Interestingly, while one-week lead-in dosing or 2 start-up doses in on-demand 2-1-1-… structure is recommended for adequate protection, updated on-demand guidance states that the subsequent on-demand prophylaxis sequence is satisfactory at 1–1-1-… dosing if the latest dose was no more than 6 days previously, but 2-1-1 if a week or more. Now that’s much more flexible than how we perceived it years back when on-demand was approved, no?

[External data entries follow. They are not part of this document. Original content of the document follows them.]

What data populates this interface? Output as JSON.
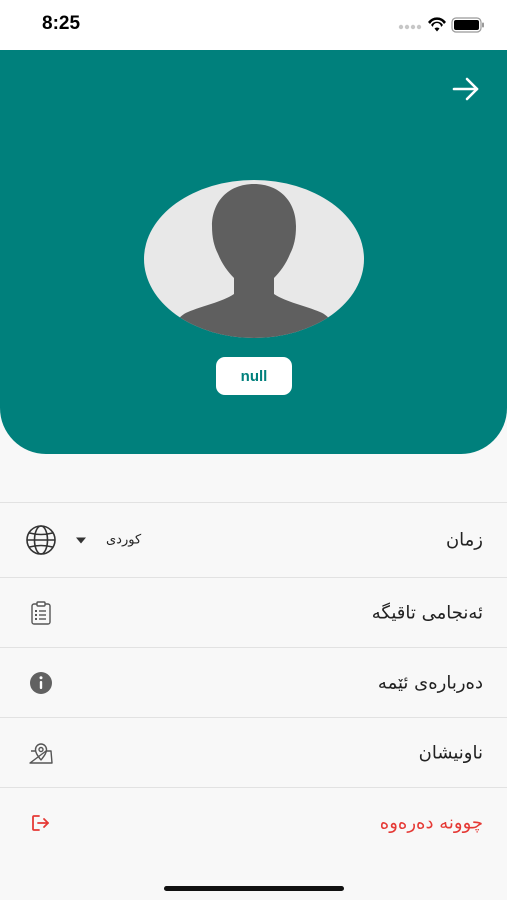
{
  "status_bar": {
    "time": "8:25"
  },
  "profile": {
    "name": "null"
  },
  "menu": {
    "language": {
      "label": "زمان",
      "selected": "کوردی",
      "icon": "globe-icon"
    },
    "quiz_results": {
      "label": "ئەنجامی تاقیگە",
      "icon": "clipboard-icon"
    },
    "about": {
      "label": "دەربارەی ئێمە",
      "icon": "info-icon"
    },
    "address": {
      "label": "ناونیشان",
      "icon": "map-pin-icon"
    },
    "logout": {
      "label": "چوونە دەرەوە",
      "icon": "logout-icon"
    }
  },
  "colors": {
    "primary": "#00807c",
    "danger": "#e53935",
    "avatar_bg": "#e8e8e8",
    "avatar_silhouette": "#5f5f5f"
  }
}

This is not to say that one is restricted from 2-1-1-... in the subsequent sequence if the next occasion requiring protection is less than a week than the latest single dose. It’s your discretion and I certainly take 2 doses if merely a single non-dose day elapses from the previous sequence endpoint. If last dose in 2-1-1 is a Tuesday, my next 2-1-1 uptake the Thursday. Any toxicity concerns are assuaged by the rareness of such circumstances. If I needed to regularly double dose within short time frames I should be taking PrEP daily. 

However, my interpretation of how some interpret the guidelines is it is not recommended to compensate for a missed dose within the 7-day lead-in regimen by adding a second dose at any time, including 2-24 hours prior to activity as if you were initiating 2-1-1 given the notion of drug concentration absence or washout that renders you vulnerable. This seems rigid if strongly advised, and appears to be an artefact of the recommendation to not double-dose as compensation for a missed dose within a daily uptake regimen as long as uptake is generally very good at minimally 6 doses weekly. That said, it is deemed acceptable within a daily regimen plan to compensate for a missed dose within 12 hours past the typical uptake time, and the following dose as scheduled even though only an additional 12 hours or more elapses. 

There would be no reason to assume that failure to adhere to a full one-week lead-in would compromise the protection conferred by 2-1-1-… as called for when sexual activity imminently commences. The key is strict adherence once an on-demand sequence is initiated. 

The reason I put forward these ideas in detail is that you may have been unaware of your various prophylaxis salvage options in the context of missed doses that eventually created anxiety for you. In your shoes I’d have considered taking a lead-in category dose later than scheduled if I realized a dose was missed, or simply reverting to the established non-lead-in on-demand option depending on the details of less than optimal one-week lead-in uptake.